August 02, 2009|By Chauncey Mabe Special Correspondent
Good Things I Wish You. A. Manette Ansay. Harper. $25.99. 258 pp.
The music in A. Manette Ansay's latest novel, Good Things I Wish You, plays in a minor key, but readers who persist in listening for it will be rewarded with a subtle meditation on the price a creative woman pays for romantic love.
Ansay shares some key superficial similarities with her heroine, Jeanette Hochman. Both are distinguished fiction writers with several novels behind them. Both are in their early 40s. Both live in Palm Beach Gardens and commute to tenured creative writing jobs at a university in Miami.
Whether the parallels extend further I do not know, but it is clear that Ansay is writing from perceptions of her everyday world. As for Jeanette, she struggles to raise a 4-year-old daughter in the wake of a painful divorce. She's also stymied in her long effort to write a novel about a trio of famous 19th century musicians.
Clara Schumann, one of the great pianists of the day, was married to the brilliant but mentally brittle composer Robert Schumann, and devoted to the close family friend, Johannes Brahms. Jeanette hopes to write her way into the truth of whether Clara and Brahms were lovers, a question that has bedeviled musicologists for 150 years.

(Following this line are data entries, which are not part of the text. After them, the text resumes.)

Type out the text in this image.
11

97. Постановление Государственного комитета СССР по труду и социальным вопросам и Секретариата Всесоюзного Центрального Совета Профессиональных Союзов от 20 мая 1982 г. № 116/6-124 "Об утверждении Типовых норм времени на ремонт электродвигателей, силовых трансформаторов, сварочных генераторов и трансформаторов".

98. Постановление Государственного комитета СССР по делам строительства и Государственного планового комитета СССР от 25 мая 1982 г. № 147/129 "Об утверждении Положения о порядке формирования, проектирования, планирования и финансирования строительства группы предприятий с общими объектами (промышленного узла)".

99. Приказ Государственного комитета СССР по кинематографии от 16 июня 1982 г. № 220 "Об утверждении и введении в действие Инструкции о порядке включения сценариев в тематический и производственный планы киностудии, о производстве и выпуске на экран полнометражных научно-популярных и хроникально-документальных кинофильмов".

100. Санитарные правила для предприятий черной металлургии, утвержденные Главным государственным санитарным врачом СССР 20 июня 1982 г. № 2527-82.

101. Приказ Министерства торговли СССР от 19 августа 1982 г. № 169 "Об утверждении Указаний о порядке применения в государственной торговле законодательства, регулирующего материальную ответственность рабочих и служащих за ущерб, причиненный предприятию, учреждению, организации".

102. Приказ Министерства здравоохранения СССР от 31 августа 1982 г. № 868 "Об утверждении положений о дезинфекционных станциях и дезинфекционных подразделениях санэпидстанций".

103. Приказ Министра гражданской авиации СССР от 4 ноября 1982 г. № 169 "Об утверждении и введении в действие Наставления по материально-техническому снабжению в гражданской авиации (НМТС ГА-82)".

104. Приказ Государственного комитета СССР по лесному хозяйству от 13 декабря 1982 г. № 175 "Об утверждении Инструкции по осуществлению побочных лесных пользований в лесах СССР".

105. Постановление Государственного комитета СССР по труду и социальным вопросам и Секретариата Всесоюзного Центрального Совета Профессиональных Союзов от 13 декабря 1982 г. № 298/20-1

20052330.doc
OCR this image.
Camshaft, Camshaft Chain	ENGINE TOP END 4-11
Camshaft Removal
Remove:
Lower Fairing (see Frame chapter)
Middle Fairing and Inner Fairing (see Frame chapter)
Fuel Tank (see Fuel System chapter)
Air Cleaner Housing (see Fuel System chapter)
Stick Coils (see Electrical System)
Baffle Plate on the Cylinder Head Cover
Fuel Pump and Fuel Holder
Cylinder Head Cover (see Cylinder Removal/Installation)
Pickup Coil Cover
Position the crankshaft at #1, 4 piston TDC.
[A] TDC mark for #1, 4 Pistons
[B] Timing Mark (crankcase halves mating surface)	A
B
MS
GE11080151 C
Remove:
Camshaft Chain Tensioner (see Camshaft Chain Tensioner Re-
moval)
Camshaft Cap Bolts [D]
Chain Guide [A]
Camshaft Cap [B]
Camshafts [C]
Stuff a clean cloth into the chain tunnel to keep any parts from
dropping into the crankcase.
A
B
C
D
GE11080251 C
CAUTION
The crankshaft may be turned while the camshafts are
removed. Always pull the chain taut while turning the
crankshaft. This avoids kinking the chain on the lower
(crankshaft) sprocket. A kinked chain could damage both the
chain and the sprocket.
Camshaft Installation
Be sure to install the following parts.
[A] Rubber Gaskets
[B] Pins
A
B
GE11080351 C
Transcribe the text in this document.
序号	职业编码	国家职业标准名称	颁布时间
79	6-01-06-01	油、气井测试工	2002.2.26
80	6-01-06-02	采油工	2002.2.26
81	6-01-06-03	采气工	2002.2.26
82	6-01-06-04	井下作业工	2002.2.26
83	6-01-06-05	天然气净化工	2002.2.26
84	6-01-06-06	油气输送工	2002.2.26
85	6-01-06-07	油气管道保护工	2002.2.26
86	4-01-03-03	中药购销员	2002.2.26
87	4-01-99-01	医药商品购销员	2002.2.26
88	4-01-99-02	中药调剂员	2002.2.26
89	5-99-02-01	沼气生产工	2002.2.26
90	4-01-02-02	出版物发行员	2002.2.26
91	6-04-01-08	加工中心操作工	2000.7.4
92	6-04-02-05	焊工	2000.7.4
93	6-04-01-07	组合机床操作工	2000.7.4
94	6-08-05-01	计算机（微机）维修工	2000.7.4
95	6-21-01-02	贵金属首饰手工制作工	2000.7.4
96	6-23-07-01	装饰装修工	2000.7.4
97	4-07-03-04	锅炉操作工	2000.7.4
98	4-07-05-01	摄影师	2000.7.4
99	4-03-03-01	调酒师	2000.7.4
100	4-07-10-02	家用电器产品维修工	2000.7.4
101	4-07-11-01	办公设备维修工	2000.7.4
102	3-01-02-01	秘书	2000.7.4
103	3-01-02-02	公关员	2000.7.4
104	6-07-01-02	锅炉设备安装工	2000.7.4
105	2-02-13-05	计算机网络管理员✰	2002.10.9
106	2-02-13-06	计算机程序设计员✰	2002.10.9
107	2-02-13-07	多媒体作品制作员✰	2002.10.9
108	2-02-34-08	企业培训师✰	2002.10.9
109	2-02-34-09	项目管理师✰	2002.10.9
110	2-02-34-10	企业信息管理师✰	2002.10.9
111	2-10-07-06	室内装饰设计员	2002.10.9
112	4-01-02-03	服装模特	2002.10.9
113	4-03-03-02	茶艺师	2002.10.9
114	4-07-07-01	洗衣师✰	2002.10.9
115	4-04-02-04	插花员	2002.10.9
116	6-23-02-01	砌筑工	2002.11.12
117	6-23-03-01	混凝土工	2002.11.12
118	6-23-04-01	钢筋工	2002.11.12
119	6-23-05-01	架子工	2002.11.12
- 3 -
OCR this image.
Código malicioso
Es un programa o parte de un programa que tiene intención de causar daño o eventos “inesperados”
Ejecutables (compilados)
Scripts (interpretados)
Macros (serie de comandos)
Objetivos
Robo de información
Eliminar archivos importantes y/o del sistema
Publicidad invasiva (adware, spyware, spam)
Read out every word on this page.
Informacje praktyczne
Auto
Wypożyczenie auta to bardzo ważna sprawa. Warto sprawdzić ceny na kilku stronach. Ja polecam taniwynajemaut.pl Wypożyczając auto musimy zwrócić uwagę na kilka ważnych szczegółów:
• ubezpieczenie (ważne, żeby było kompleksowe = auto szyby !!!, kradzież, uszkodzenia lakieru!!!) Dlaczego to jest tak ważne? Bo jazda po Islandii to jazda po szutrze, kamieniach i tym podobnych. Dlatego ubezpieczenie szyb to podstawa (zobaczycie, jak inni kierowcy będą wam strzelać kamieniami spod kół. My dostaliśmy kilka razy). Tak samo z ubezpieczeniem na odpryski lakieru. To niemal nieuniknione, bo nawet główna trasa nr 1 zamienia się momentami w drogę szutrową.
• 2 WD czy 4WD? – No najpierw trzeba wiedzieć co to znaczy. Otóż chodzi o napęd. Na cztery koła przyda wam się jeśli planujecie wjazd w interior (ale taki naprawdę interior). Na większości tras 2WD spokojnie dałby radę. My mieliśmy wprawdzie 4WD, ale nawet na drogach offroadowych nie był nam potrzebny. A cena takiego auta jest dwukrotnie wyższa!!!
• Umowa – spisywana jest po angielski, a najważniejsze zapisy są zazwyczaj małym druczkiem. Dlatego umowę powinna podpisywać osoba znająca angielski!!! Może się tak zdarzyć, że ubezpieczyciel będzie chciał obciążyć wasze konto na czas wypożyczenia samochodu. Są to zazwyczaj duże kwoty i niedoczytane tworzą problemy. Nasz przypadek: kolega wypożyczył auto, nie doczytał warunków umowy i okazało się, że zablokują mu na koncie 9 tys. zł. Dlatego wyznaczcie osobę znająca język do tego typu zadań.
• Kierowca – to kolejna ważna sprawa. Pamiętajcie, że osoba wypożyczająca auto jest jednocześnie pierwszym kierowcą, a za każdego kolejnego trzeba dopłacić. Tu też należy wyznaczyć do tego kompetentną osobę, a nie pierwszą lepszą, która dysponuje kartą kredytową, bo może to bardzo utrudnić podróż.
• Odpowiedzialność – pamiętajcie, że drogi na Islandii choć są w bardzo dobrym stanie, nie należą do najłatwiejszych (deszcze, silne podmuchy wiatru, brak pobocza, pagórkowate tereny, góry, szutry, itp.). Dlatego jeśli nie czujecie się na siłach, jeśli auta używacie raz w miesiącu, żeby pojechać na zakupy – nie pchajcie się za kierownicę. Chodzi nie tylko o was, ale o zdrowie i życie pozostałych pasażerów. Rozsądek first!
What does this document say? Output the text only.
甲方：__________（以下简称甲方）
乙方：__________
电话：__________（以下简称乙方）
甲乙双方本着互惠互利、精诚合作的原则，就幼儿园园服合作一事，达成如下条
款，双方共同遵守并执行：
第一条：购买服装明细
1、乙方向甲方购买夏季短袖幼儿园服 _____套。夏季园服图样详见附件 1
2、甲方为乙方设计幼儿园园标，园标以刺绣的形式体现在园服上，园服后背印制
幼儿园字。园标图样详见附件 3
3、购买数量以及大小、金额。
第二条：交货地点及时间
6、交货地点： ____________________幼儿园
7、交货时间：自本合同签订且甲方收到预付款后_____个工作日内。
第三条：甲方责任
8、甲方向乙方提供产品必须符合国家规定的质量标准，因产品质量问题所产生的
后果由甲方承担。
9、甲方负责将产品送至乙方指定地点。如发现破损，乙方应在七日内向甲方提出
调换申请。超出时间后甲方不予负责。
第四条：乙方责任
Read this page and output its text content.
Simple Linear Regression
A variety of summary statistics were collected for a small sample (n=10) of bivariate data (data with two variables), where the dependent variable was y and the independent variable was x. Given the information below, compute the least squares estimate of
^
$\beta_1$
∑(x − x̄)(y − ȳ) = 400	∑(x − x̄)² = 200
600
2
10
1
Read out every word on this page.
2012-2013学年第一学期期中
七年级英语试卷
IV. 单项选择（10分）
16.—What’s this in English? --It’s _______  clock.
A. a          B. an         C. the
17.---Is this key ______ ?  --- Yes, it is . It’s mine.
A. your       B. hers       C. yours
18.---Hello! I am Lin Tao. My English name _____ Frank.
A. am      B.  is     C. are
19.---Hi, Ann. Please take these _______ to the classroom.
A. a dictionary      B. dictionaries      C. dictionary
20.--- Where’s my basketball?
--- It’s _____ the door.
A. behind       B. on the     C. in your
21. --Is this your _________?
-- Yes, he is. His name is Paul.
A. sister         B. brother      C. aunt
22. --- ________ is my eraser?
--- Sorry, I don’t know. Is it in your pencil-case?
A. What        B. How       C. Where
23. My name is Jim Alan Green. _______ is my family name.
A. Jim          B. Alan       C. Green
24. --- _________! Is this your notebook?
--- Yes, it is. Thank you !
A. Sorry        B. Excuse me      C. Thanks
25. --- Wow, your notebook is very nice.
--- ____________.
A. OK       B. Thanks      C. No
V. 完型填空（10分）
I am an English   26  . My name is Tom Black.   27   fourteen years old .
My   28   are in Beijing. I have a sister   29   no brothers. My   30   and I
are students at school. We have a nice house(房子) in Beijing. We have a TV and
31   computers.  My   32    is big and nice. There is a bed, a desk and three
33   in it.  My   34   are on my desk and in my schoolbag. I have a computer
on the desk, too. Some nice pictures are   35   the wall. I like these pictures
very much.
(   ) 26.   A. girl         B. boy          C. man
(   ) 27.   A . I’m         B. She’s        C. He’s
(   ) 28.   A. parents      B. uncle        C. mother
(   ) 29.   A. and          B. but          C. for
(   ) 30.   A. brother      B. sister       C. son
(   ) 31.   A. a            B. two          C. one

Jeanette's problem isn't writer's block - she has 250 pages - but she recognizes what she's written as "procrastination, literary filler," filled with "facts that had nothing to do with the truth."
At first the German physician-businessman Jeanette meets through a dating service seems one more unpromising distraction. Though handsome, Hart is brusque and direct. His remark, "Men and women can never be friends," in particular gets under her skin.
When Hart calls a month later, Jeanette overrides her judgment, driving with him to Central Florida, where he pursues a hobby of flying gliders. By not rushing, frequently acknowledging how ill suited they are, Jeanette and Hart ease into a sexual relationship.
Scenes from Jeanette's story are interspersed with bits of Clara's tale, the latter adorned with period photographs, plus quotes from letters and diaries. Some readers, seduced by the operatic romance of Clara's life, may wish Ansay had devoted the entire book to it.
But Ansay wields a deft touch with modern character: Jeanette, though fragile, has enduring strength. Hart's foreign charm is nicely nuanced. And Calvin, the depressive and hard-drinking ex, is honorable despite his weakness and irrational animosity. Author of the Oprah-selection Vinegar Hill and Midnight Champagne, a National Book Award finalist, Ansay might well have focused exclusively on them.
Yet in its quiet way, Good Things I Wish You leaves no variation unexplored, and its delicate melody lingers after the final page.